In general, we found similar therapeutic responses between AP and CP. A therapeutic discrepancy was observed for Gamba cl1 of genotype 19, which was partially resistant during AP and which was resistant during CP. Discrepant data were also observed for BUG2148 cl1 and MN cl2 of genotype 39 and MVB cl8 and IVV cl4 of genotype 32. Similar results were previously described by Andrade et al. (2), who demonstrated that T. cruzi I strains that were highly resistant to BZ and NFX during AP were partially susceptible to both drugs during CP.
Stocks of T. cruzi II were more susceptible to treatment than stocks of T. cruzi I, leading to therapeutic responsiveness after treatment with BZ and ITC. This result is in agreement with those of studies conduced by Apt and colleagues (6) in Chile, where over 50% of chronically infected patients were cured after ITC chemotherapy. It was previously described that the majority of T. cruzi stocks isolated from these human patients were classified as T. cruzi II (zymodeme 2 from Miles et al. [27]) (5). Murta et al. (31) also reported that T. cruzi zymodeme B strains (T. cruzi II) were highly susceptible to BZ and NFX.
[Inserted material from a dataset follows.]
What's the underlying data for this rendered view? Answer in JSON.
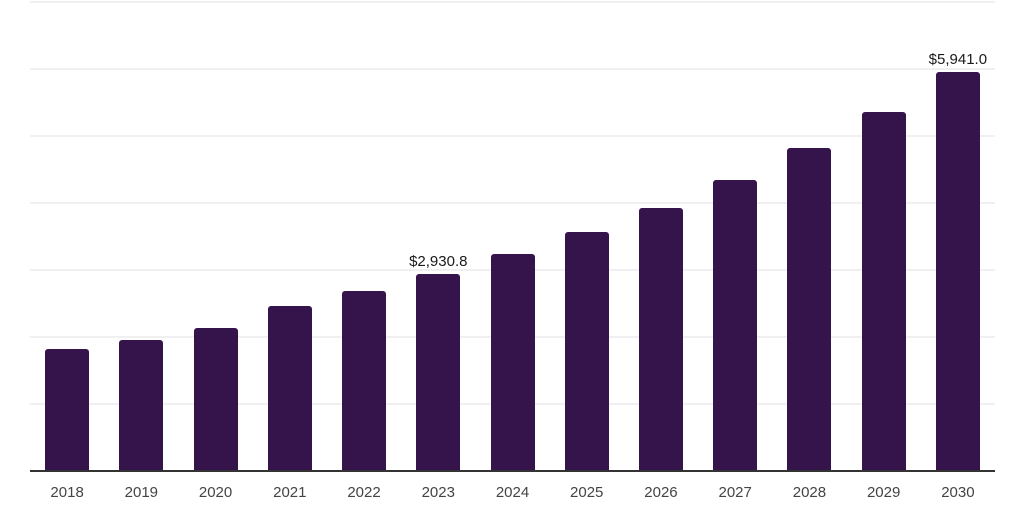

In conclusion, the data presented here fit the predictions of the clonal evolution model of T. cruzi (36) and demonstrate for the first time a correlation between phylogenetic divergence (Jaccard distance) (17) among T. cruzi clonal genotypes and their in vivo susceptibilities to chemotherapeutic agents. This correlation was highly significant by the Mantel test and was observed during AP and CP for both drugs tested. Moreover, our results corroborate previous observations of the responses to the drugs in vitro in studies with acellular and cellular cultures (33). Those studies detected similar patterns, with genotypes 20 and 19 being more resistant to BZ and NFX and genotypes 39 and 32 being more susceptible to the two drugs. Our results also warn of the necessity to take into account the lesser phylogenetic subdivisions. As a matter of fact, the upper subdivisions, T. cruzi I and II, proved to be heterogeneous for the parameters studied here. A remarkable example of this feature was the case of T. cruzi I genotypes 19 and 20, which are phylogenetically very close but which nevertheless showed drastic differences in their levels of resistance to BZ.